Whereas Facebook ads helps users find business based on the things they are interested in and the ways in which they behave online.

In short, Google AdWords helps you to find new customers. Facebook helps new customers find you.

Should I use Facebook or AdWords?

Both platforms can be used in parallel, so it does not have to be an either-or decision. It really depends on your specific business. And indeed, many businesses use both tools.

But we believe pharmacy to have very unique requirements. By definition, a community pharmacy services therapeutic, testing and geographic niches not fulfilled by large chain pharmacies. The fact that your pharmacy serves these niches may not be known by consumers. Thus, consumers may not know what words to use to search for a solution you offer.

And even when they do, our analysis, suggests that keywords associated with menopause related therapies such as “help with hot flashes” or “hormone replacement for menopause” will have a limited impact due to a combination of low search volume and the local nature of a community pharmacy.
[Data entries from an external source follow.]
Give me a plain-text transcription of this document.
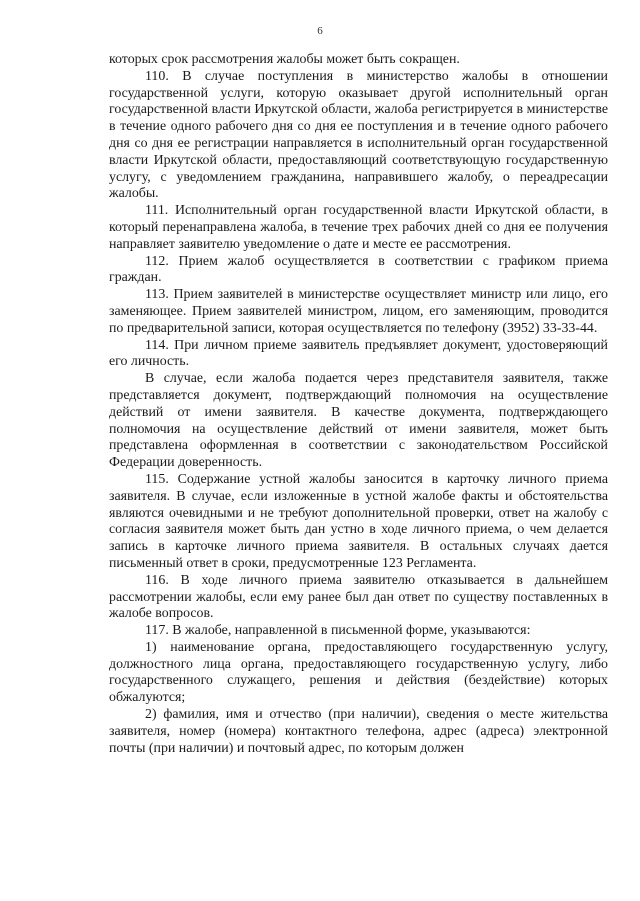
6

которых срок рассмотрения жалобы может быть сокращен.

110. В случае поступления в министерство жалобы в отношении государственной услуги, которую оказывает другой исполнительный орган государственной власти Иркутской области, жалоба регистрируется в министерстве в течение одного рабочего дня со дня ее поступления и в течение одного рабочего дня со дня ее регистрации направляется в исполнительный орган государственной власти Иркутской области, предоставляющий соответствующую государственную услугу, с уведомлением гражданина, направившего жалобу, о переадресации жалобы.

111. Исполнительный орган государственной власти Иркутской области, в который перенаправлена жалоба, в течение трех рабочих дней со дня ее получения направляет заявителю уведомление о дате и месте ее рассмотрения.

112. Прием жалоб осуществляется в соответствии с графиком приема граждан.

113. Прием заявителей в министерстве осуществляет министр или лицо, его заменяющее. Прием заявителей министром, лицом, его заменяющим, проводится по предварительной записи, которая осуществляется по телефону (3952) 33-33-44.

114. При личном приеме заявитель предъявляет документ, удостоверяющий его личность.

В случае, если жалоба подается через представителя заявителя, также представляется документ, подтверждающий полномочия на осуществление действий от имени заявителя. В качестве документа, подтверждающего полномочия на осуществление действий от имени заявителя, может быть представлена оформленная в соответствии с законодательством Российской Федерации доверенность.

115. Содержание устной жалобы заносится в карточку личного приема заявителя. В случае, если изложенные в устной жалобе факты и обстоятельства являются очевидными и не требуют дополнительной проверки, ответ на жалобу с согласия заявителя может быть дан устно в ходе личного приема, о чем делается запись в карточке личного приема заявителя. В остальных случаях дается письменный ответ в сроки, предусмотренные 123 Регламента.

116. В ходе личного приема заявителю отказывается в дальнейшем рассмотрении жалобы, если ему ранее был дан ответ по существу поставленных в жалобе вопросов.

117. В жалобе, направленной в письменной форме, указываются:

1) наименование органа, предоставляющего государственную услугу, должностного лица органа, предоставляющего государственную услугу, либо государственного служащего, решения и действия (бездействие) которых обжалуются;

2) фамилия, имя и отчество (при наличии), сведения о месте жительства заявителя, номер (номера) контактного телефона, адрес (адреса) электронной почты (при наличии) и почтовый адрес, по которым должен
Facebook works differently: you select an audience and match them with appropriate content in your chosen communities. Facebook ads helps users find pharmacies based on the things they are interested in and the ways in which they behave online. In turn, Facebook gives you the opportunity to tell your unique story to a highly targeted audience of prospective patients.

You could, for example, communicate to a targeted audience that bio-identical hormone replacement therapy is a more natural form of HRT personalized for the individual patient. The audience don’t need to know the specific words to express what they are feeling. They just need to recognize the words when presented to them. Repeat the words often enough and you become part of the narrative for that audience. Over time your business and BHRT becomes a key part of their decision.